…As expert says ‘Maritime can generate N3tr yearly’***
The Shipowners Association of Nigeria (SOAN) has pledged to collaborate with the Federal Government to meet the expectations of stakeholders.
SOAN Vice President and Chairman, Organising Committee, End of the Year Annual General Meeting (AGM), Alfred Okoigun, made this known in Lagos.
In an interview, ahead of the AGM, he said: “We are beginning to get the collaboration of the industry players like the Nigerian Local Content Board, the NAPIMS office and NIMASA, with everyone of them, not just listening but even asking us: what are your challenges and where can we help? This was not a common thing before,” adding that the association, five years after its founding,was proud of the disposition of certain high-calibre individuals, including the Minister of Transportation, Rotimi Amaechi, the Petroleum Minister of State, Dr.
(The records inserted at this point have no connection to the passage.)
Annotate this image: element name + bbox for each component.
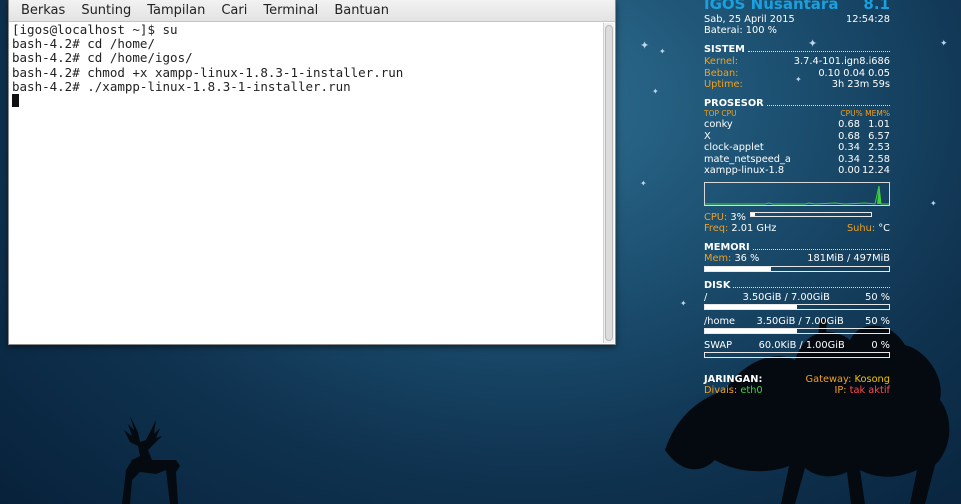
section-sistem: SISTEM bbox=[704, 44, 890, 55]
network-heading: JARINGAN: bbox=[704, 374, 763, 386]
disk-usage: 3.50GiB / 7.00GiB bbox=[756, 315, 844, 327]
process-name: X bbox=[704, 130, 711, 142]
disk-usage-bar bbox=[704, 328, 890, 334]
section-memori: MEMORI bbox=[704, 242, 890, 253]
terminal-line: bash-4.2# ./xampp-linux-1.8.3-1-installe… bbox=[12, 78, 351, 94]
temp-label: Suhu: bbox=[846, 223, 876, 235]
star-icon: ✦ bbox=[640, 39, 650, 52]
memory-usage-bar bbox=[704, 265, 890, 272]
mem-percent: 36 % bbox=[734, 253, 760, 265]
star-icon: ✦ bbox=[940, 39, 948, 49]
terminal-scrollbar[interactable] bbox=[603, 23, 614, 343]
uptime-label: Uptime: bbox=[704, 78, 743, 90]
disk-mount: / bbox=[704, 291, 708, 303]
disk-mount: SWAP bbox=[704, 340, 732, 351]
process-mem: 12.24 bbox=[861, 165, 890, 177]
process-mem: 6.57 bbox=[868, 130, 890, 142]
cpu-usage-bar bbox=[749, 211, 872, 217]
disk-percent: 50 % bbox=[865, 315, 890, 327]
kernel-value: 3.7.4-101.ign8.i686 bbox=[793, 56, 890, 68]
time: 12:54:28 bbox=[846, 14, 890, 25]
mem-label: Mem: bbox=[704, 253, 732, 265]
load-label: Beban: bbox=[704, 67, 739, 79]
disk-percent: 0 % bbox=[871, 340, 890, 351]
date: Sab, 25 April 2015 bbox=[704, 14, 795, 25]
disk-mount: /home bbox=[704, 315, 736, 327]
cpu-history-graph bbox=[704, 181, 890, 206]
section-disk: DISK bbox=[704, 280, 890, 291]
star-icon: ✦ bbox=[659, 47, 666, 56]
section-heading: MEMORI bbox=[704, 242, 750, 254]
cpu-usage: 3% bbox=[730, 211, 746, 223]
process-name: mate_netspeed_a bbox=[704, 153, 791, 165]
disk-usage-bar bbox=[704, 303, 890, 310]
gateway-label: Gateway: bbox=[805, 374, 852, 386]
freq-label: Freq: bbox=[704, 223, 729, 235]
menu-bantuan[interactable]: Bantuan bbox=[326, 0, 397, 21]
cpu-mem-columns: CPU% MEM% bbox=[840, 109, 890, 119]
section-heading: PROSESOR bbox=[704, 98, 764, 110]
conky-title: IGOS Nusantara 8.1 bbox=[704, 0, 890, 13]
process-name: conky bbox=[704, 119, 733, 131]
star-icon: ✦ bbox=[930, 199, 937, 208]
section-heading: SISTEM bbox=[704, 44, 745, 56]
os-name: IGOS Nusantara bbox=[704, 0, 839, 13]
menu-berkas[interactable]: Berkas bbox=[13, 0, 73, 21]
disk-usage: 3.50GiB / 7.00GiB bbox=[742, 291, 830, 303]
section-prosesor: PROSESOR bbox=[704, 98, 890, 109]
process-cpu: 0.34 bbox=[838, 142, 860, 154]
load-value: 0.10 0.04 0.05 bbox=[818, 67, 890, 79]
process-cpu: 0.68 bbox=[838, 119, 860, 131]
terminal-line: bash-4.2# cd /home/ bbox=[12, 36, 155, 52]
section-heading: DISK bbox=[704, 279, 731, 291]
disk-percent: 50 % bbox=[865, 291, 890, 303]
gateway-value: Kosong bbox=[854, 374, 890, 386]
star-icon: ✦ bbox=[652, 87, 659, 96]
device-value: eth0 bbox=[740, 385, 763, 397]
uptime-value: 3h 23m 59s bbox=[831, 78, 890, 90]
device-label: Divais: bbox=[704, 385, 738, 397]
top-cpu-label: TOP CPU bbox=[704, 109, 737, 119]
process-name: clock-applet bbox=[704, 142, 764, 154]
menu-cari[interactable]: Cari bbox=[213, 0, 255, 21]
ip-label: IP: bbox=[834, 385, 847, 397]
terminal-window[interactable]: Berkas Sunting Tampilan Cari Terminal Ba… bbox=[8, 0, 616, 345]
deer-silhouette-icon bbox=[122, 416, 180, 504]
terminal-output[interactable]: [igos@localhost ~]$ su bash-4.2# cd /home… bbox=[9, 22, 603, 344]
kernel-label: Kernel: bbox=[704, 56, 739, 68]
process-mem: 1.01 bbox=[868, 119, 890, 131]
text-cursor bbox=[12, 94, 19, 108]
process-cpu: 0.34 bbox=[838, 153, 860, 165]
swap-usage-bar bbox=[704, 352, 890, 359]
process-cpu: 0.68 bbox=[838, 130, 860, 142]
menu-tampilan[interactable]: Tampilan bbox=[139, 0, 213, 21]
process-list: conky 0.68 1.01 X 0.68 6.57 clock-applet 0.34… bbox=[704, 119, 890, 177]
cpu-frequency: 2.01 GHz bbox=[731, 223, 777, 235]
terminal-menubar: Berkas Sunting Tampilan Cari Terminal Ba… bbox=[9, 0, 615, 22]
terminal-line: [igos@localhost ~]$ su bbox=[12, 22, 178, 37]
process-cpu: 0.00 bbox=[838, 165, 860, 177]
terminal-line: bash-4.2# cd /home/igos/ bbox=[12, 50, 193, 66]
disk-usage: 60.0KiB / 1.00GiB bbox=[758, 340, 845, 351]
process-mem: 2.58 bbox=[868, 153, 890, 165]
os-version: 8.1 bbox=[863, 0, 890, 13]
menu-terminal[interactable]: Terminal bbox=[255, 0, 326, 21]
ip-value: tak aktif bbox=[849, 385, 890, 397]
conky-system-monitor: IGOS Nusantara 8.1 Sab, 25 April 2015 12… bbox=[704, 0, 890, 397]
star-icon: ✦ bbox=[640, 179, 647, 188]
menu-sunting[interactable]: Sunting bbox=[73, 0, 139, 21]
terminal-line: bash-4.2# chmod +x xampp-linux-1.8.3-1-i… bbox=[12, 64, 404, 80]
process-name: xampp-linux-1.8 bbox=[704, 165, 785, 177]
cpu-temperature: °C bbox=[878, 223, 890, 235]
cpu-label: CPU: bbox=[704, 211, 728, 223]
process-mem: 2.53 bbox=[868, 142, 890, 154]
mem-used: 181MiB / 497MiB bbox=[807, 253, 890, 265]
scrollbar-thumb[interactable] bbox=[605, 25, 613, 341]
battery-status: Baterai: 100 % bbox=[704, 25, 777, 37]
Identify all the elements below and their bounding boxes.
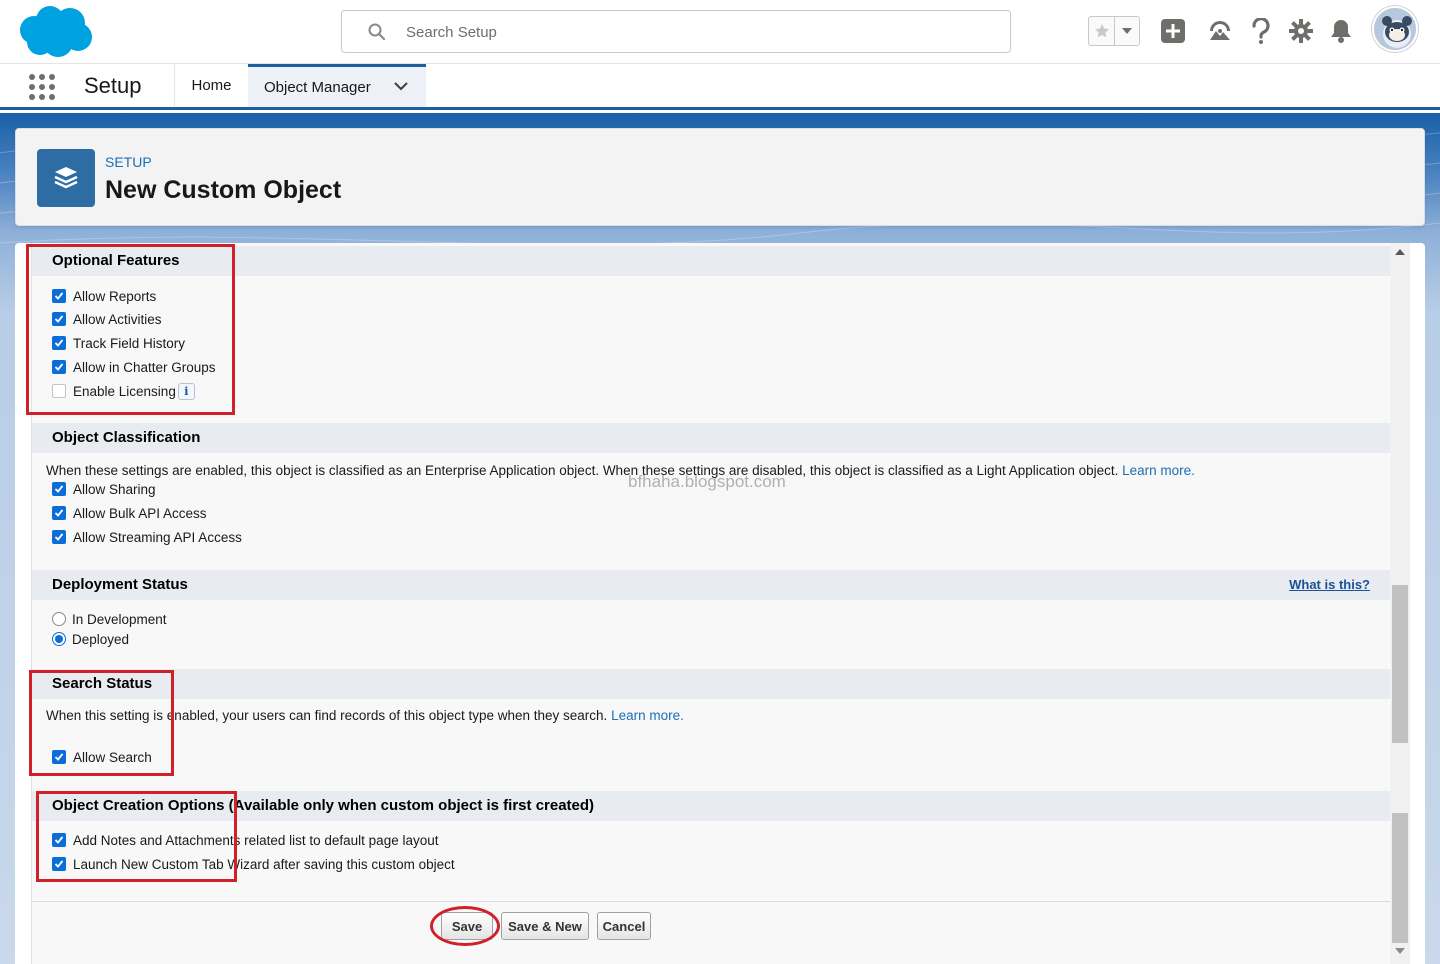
search-status-description: When this setting is enabled, your users… [46,708,684,723]
radio-label: Deployed [72,631,130,647]
checkbox-label: Track Field History [73,335,186,351]
radio-in-development[interactable] [52,612,66,626]
section-title: Optional Features [52,252,180,269]
checkbox-allow-sharing[interactable] [52,482,66,496]
checkbox-label: Launch New Custom Tab Wizard after savin… [73,856,455,872]
waffle-icon[interactable] [28,73,56,101]
checkbox-row-notes-attachments[interactable]: Add Notes and Attachments related list t… [52,830,438,850]
save-and-new-button[interactable]: Save & New [501,912,589,940]
cancel-button[interactable]: Cancel [597,912,651,940]
checkbox-label: Enable Licensing [73,383,176,399]
checkbox-row-bulk-api[interactable]: Allow Bulk API Access [52,503,207,523]
section-object-creation-options: Object Creation Options (Available only … [32,791,1390,821]
description-text: When these settings are enabled, this ob… [46,463,1119,478]
search-input[interactable] [406,19,986,45]
checkbox-row-allow-activities[interactable]: Allow Activities [52,309,162,329]
section-object-classification: Object Classification [32,423,1390,453]
plus-icon[interactable] [1158,16,1188,46]
checkbox-label: Allow Bulk API Access [73,505,207,521]
watermark: bfhaha.blogspot.com [628,472,786,491]
learn-more-link[interactable]: Learn more. [611,708,684,723]
breadcrumb[interactable]: SETUP [105,154,152,170]
app-name: Setup [84,73,142,98]
radio-row-deployed[interactable]: Deployed [52,629,129,649]
context-bar: Setup Home Object Manager [0,64,1440,110]
checkbox-row-allow-chatter-groups[interactable]: Allow in Chatter Groups [52,357,216,377]
checkbox-label: Allow Sharing [73,481,156,497]
tab-home[interactable]: Home [175,64,248,107]
section-title: Search Status [52,675,153,692]
checkbox-label: Allow Reports [73,288,157,304]
checkbox-enable-licensing[interactable] [52,384,66,398]
salesforce-logo[interactable] [18,6,94,58]
radio-deployed[interactable] [52,632,66,646]
scrollbar[interactable] [1390,243,1410,964]
save-button[interactable]: Save [441,912,493,940]
learn-more-link[interactable]: Learn more. [1122,463,1195,478]
stacked-layers-icon [37,149,95,207]
section-title: Deployment Status [52,576,188,593]
page-title: New Custom Object [105,176,342,204]
global-header [0,0,1440,64]
scroll-thumb[interactable] [1392,585,1408,743]
checkbox-launch-tab-wizard[interactable] [52,857,66,871]
checkbox-row-allow-search[interactable]: Allow Search [52,747,152,767]
description-text: When this setting is enabled, your users… [46,708,608,723]
scroll-down-arrow[interactable] [1395,948,1405,954]
info-icon[interactable]: i [177,382,195,400]
search-box[interactable] [341,10,1011,53]
custom-object-form: Optional Features Allow Reports Allow Ac… [31,243,1390,964]
scroll-thumb-lower[interactable] [1392,813,1408,943]
gear-icon[interactable] [1286,16,1316,46]
astro-avatar[interactable] [1372,6,1418,52]
star-icon[interactable] [1089,17,1116,45]
checkbox-allow-activities[interactable] [52,312,66,326]
classification-description: When these settings are enabled, this ob… [46,463,1195,478]
section-deployment-status: Deployment Status What is this? [32,570,1390,600]
checkbox-allow-bulk-api[interactable] [52,506,66,520]
bell-icon[interactable] [1326,16,1356,46]
checkbox-label: Allow Search [73,749,152,765]
tab-object-manager-label: Object Manager [264,78,371,96]
section-optional-features: Optional Features [32,246,1390,276]
checkbox-add-notes-attachments[interactable] [52,833,66,847]
chevron-down-icon[interactable] [394,81,408,91]
checkbox-row-streaming-api[interactable]: Allow Streaming API Access [52,527,242,547]
page-header: SETUP New Custom Object [15,128,1425,226]
checkbox-label: Allow in Chatter Groups [73,359,216,375]
checkbox-row-allow-reports[interactable]: Allow Reports [52,286,156,306]
checkbox-label: Allow Activities [73,311,162,327]
scroll-up-arrow[interactable] [1395,249,1405,255]
button-bar: Save Save & New Cancel [32,901,1390,964]
checkbox-allow-reports[interactable] [52,289,66,303]
checkbox-allow-search[interactable] [52,750,66,764]
checkbox-allow-chatter-groups[interactable] [52,360,66,374]
radio-row-in-development[interactable]: In Development [52,609,167,629]
radio-label: In Development [72,611,167,627]
question-icon[interactable] [1246,16,1276,46]
tab-object-manager[interactable]: Object Manager [248,64,426,107]
checkbox-label: Allow Streaming API Access [73,529,242,545]
checkbox-row-track-field-history[interactable]: Track Field History [52,333,185,353]
favorites-group [1088,16,1140,46]
checkbox-allow-streaming-api[interactable] [52,530,66,544]
what-is-this-link[interactable]: What is this? [1289,570,1370,600]
checkbox-row-launch-tab-wizard[interactable]: Launch New Custom Tab Wizard after savin… [52,854,455,874]
section-title: Object Classification [52,429,201,446]
search-icon [368,23,386,41]
caret-down-icon[interactable] [1115,17,1139,45]
trailhead-icon[interactable] [1205,16,1235,46]
checkbox-track-field-history[interactable] [52,336,66,350]
section-title: Object Creation Options (Available only … [52,797,595,814]
checkbox-label: Add Notes and Attachments related list t… [73,832,439,848]
content-panel: Optional Features Allow Reports Allow Ac… [15,243,1425,964]
checkbox-row-allow-sharing[interactable]: Allow Sharing [52,479,156,499]
checkbox-row-enable-licensing[interactable]: Enable Licensing i [52,381,195,401]
section-search-status: Search Status [32,669,1390,699]
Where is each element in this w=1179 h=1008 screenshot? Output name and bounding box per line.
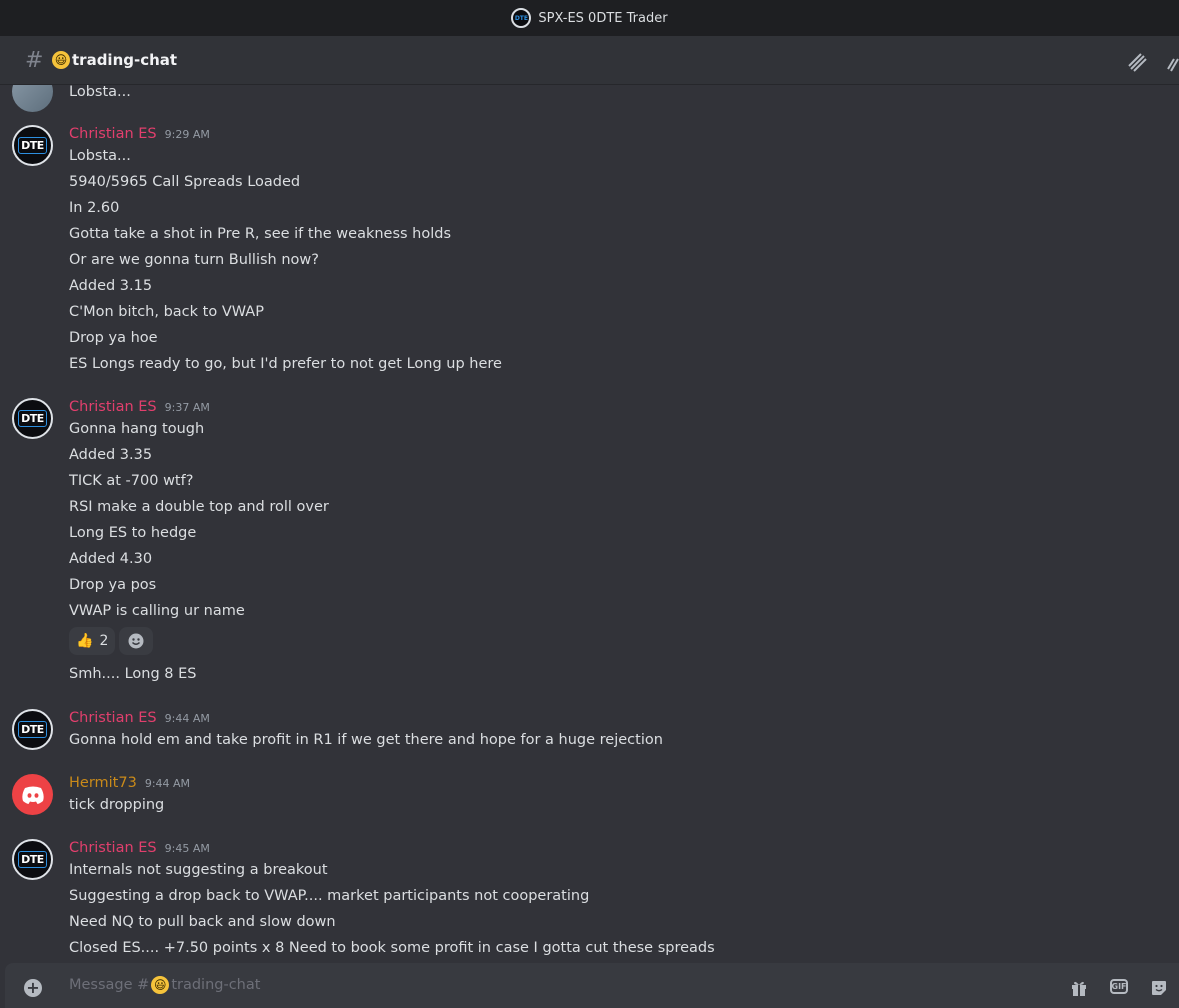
channel-emoji: 😃	[151, 976, 170, 994]
message-line: Added 4.30	[69, 551, 153, 567]
message-line: Need NQ to pull back and slow down	[69, 914, 336, 930]
author-name[interactable]: Hermit73	[69, 775, 137, 791]
window-title: SPX-ES 0DTE Trader	[538, 10, 668, 26]
message-line: VWAP is calling ur name	[69, 603, 245, 619]
message-line: In 2.60	[69, 200, 120, 216]
author-name[interactable]: Christian ES	[69, 399, 157, 415]
threads-icon[interactable]	[1126, 51, 1148, 73]
message-line: Gonna hold em and take profit in R1 if w…	[69, 732, 663, 748]
timestamp: 9:29 AM	[164, 128, 210, 141]
add-reaction-icon[interactable]	[119, 627, 154, 655]
message-line: C'Mon bitch, back to VWAP	[69, 304, 264, 320]
gif-icon[interactable]: GIF	[1110, 979, 1128, 994]
message-line: Added 3.35	[69, 447, 153, 463]
message-line: Added 3.15	[69, 278, 153, 294]
message-line: Closed ES.... +7.50 points x 8 Need to b…	[69, 940, 715, 956]
thumbs-up-icon: 👍	[76, 633, 94, 649]
message-line: Long ES to hedge	[69, 525, 197, 541]
message-line: tick dropping	[69, 797, 165, 813]
reaction-thumbs-up[interactable]: 👍 2	[69, 627, 116, 655]
avatar[interactable]	[12, 774, 53, 815]
reaction-count: 2	[99, 633, 109, 649]
message-line: Drop ya hoe	[69, 330, 158, 346]
plus-icon[interactable]: +	[24, 979, 42, 997]
reactions: 👍 2	[69, 627, 154, 655]
message-line: Internals not suggesting a breakout	[69, 862, 328, 878]
avatar-logo-text: DTE	[18, 851, 47, 868]
author-name[interactable]: Christian ES	[69, 840, 157, 856]
avatar[interactable]: DTE	[12, 709, 53, 750]
placeholder-prefix: Message #	[69, 977, 150, 993]
server-logo-text: DTE	[514, 14, 528, 22]
avatar-logo-text: DTE	[18, 721, 47, 738]
timestamp: 9:45 AM	[164, 842, 210, 855]
channel-name: trading-chat	[72, 51, 178, 69]
message-line: Suggesting a drop back to VWAP.... marke…	[69, 888, 590, 904]
author-name[interactable]: Christian ES	[69, 126, 157, 142]
message-line: Drop ya pos	[69, 577, 157, 593]
message-line: Lobsta...	[69, 148, 131, 164]
avatar[interactable]: DTE	[12, 398, 53, 439]
gift-icon[interactable]	[1069, 979, 1089, 997]
pin-icon[interactable]	[1162, 51, 1179, 73]
sticker-icon[interactable]	[1149, 979, 1169, 997]
channel-header: # 😃 trading-chat	[0, 36, 1179, 85]
timestamp: 9:37 AM	[164, 401, 210, 414]
message-list: Lobsta... DTE Christian ES 9:29 AM Lobst…	[0, 85, 1179, 962]
avatar-logo-text: DTE	[18, 410, 47, 427]
timestamp: 9:44 AM	[144, 777, 191, 790]
message-line: TICK at -700 wtf?	[69, 473, 194, 489]
hash-icon: #	[25, 47, 44, 73]
message-line: Gotta take a shot in Pre R, see if the w…	[69, 226, 452, 242]
message-line: ES Longs ready to go, but I'd prefer to …	[69, 356, 502, 372]
avatar-logo-text: DTE	[18, 137, 47, 154]
discord-logo-icon	[21, 786, 44, 804]
placeholder-channel: trading-chat	[171, 977, 261, 993]
channel-emoji: 😃	[52, 51, 70, 69]
message-line: Gonna hang tough	[69, 421, 205, 437]
message-line: Smh.... Long 8 ES	[69, 666, 197, 682]
server-logo-icon: DTE	[511, 8, 532, 28]
message-composer: + Message # 😃 trading-chat GIF	[5, 963, 1179, 1008]
avatar[interactable]	[12, 85, 53, 112]
timestamp: 9:44 AM	[164, 712, 210, 725]
message-input[interactable]: Message # 😃 trading-chat	[69, 976, 260, 994]
message-line: Lobsta...	[69, 85, 131, 100]
avatar[interactable]: DTE	[12, 839, 53, 880]
message-line: Or are we gonna turn Bullish now?	[69, 252, 319, 268]
title-bar: DTE SPX-ES 0DTE Trader	[0, 0, 1179, 36]
message-line: 5940/5965 Call Spreads Loaded	[69, 174, 301, 190]
author-name[interactable]: Christian ES	[69, 710, 157, 726]
avatar[interactable]: DTE	[12, 125, 53, 166]
message-line: RSI make a double top and roll over	[69, 499, 329, 515]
Ibe Kachukwu, the Executive Secretary, Nigerian Local Content Board, Simbi Wabote and the Director-General, Nigerian Maritime Administration and Safety Agency (NIMASA), Dr. Dakuku Peterside.”
He continued: “This was not how it used to be when we operated as if we were on our own and they were on their own; fighting one another and even as some of the coordinating ministries were also not in harmony.
“But through the SOAN, we have been able to blend them all of them, because we have emphasised the importance of national interest. Can you imagine that with the quantum of water we are endowed with, we have not harnessed and prospered from it?
“If you go to Holland, Sweden, Norway or even Dubai without much water, you can see what they are doing with their waters. But here, we are just scratching the surface.
“So, this year is to really get the government and the key players together, to enable all parties, brainstorm and explore how we need to continue to collaborate and improve together in the overall interest of both the maritime industry and the citizens.
“We have some relevant stakeholders who should join us; but are still outside. But I am happy that some of them are already appreciative of what SOAN is able to do. We are using the tools of personal engagement, as well as the media to let them know they should no longer stay out.
Speaking on what to expect at the AGM at the Oriental Hotel, Lekki, Lagos, Okoigun confirmed the attendance of Amaechi; and Kachukwu as special guests of honours, and some dignitaries, adding that the doyen of the Nigerian maritime industry, High Chief Adebayo Babatunde Sarumi would chair the event.
In the meantime, the Federal Government can make over N3trillion yearly from the maritime sector, if it is well structured, a top Federal Ministry of Finance official has said.
The official, who asked not to be named, urged President Muhammadu Buhari to invest part of the money generated from the sector because of dwindling oil revenue. He said 30 per cent of the revenue generated from the Lagos Port Complex (LPC) and the Tin Can Island ports should be ploughed back into developing the seaports to international standards.
Speaking with The Nation after the visit of the Senate Committee to the Lagos ports last week, the official said there has been a reduction in the number of vessels calling at Lagos ports, saying the problem has to do with some policies on importation.
“It would be recalled that in 2006, $1 exchanged for about N130, but today it is about N360 to a dollar, which implies a significant decline of about 70 per cent in the value of the national currency since port concession, and that is why the Minister of Transport needs to reposition the maritime sector,” he said.
Customs alone, the official said, could generate about half of the money, if loopholes were blocked and if the government stops the abuse of the waiver clause.
According to the official, the President should review import policies, especially the foreign exchange (forex) restriction on 41 items.
Investigation by The Nation revealed that activities at the ports were still very low because of the exchange rate policy.
For instance, findings revealed that activities at the RoRo Terminal at the Tin Can Island port in Lagos were still at their lowest ebb.
The exchange rate and the auto policy have impacted negatively on importers, freight forwarders and revenue from government agencies.
The official said in 2012, 11,380 vehicles were imported through the Lagos port, while 251, 375 came in through the Tin Can Island port in the same year.
“The figure increased to 14, 422 and 280,057 at the Lagos Port Complex and Tin-Can Island ports respectively, in 2013,” he said.
The figure dropped below 881 and 124,250 at each of the ports last year.
The official attributed the low vehicles import to the exchange rate and the auto policy.
“The Federal Government needs to diversify the economy by using the money generated from the ports to develop agriculture and other solid minerals to encourage exports so that the economy does not rely on oil export but diversified into other areas,” he said.
The government, the official said, should also encourage Foreign Direct Investments (FDIs) for new port projects to come up.
He suggested that the auto policy should be simplified to improve port activities.
“Otherwise, activities at the Port and Terminal Multiservices Limited (PTML) renowned for vehicle imports would continue to drop. If this happens, Nigeria will conyinue to be losing about N800 million yearly from this source,” the shipper warned.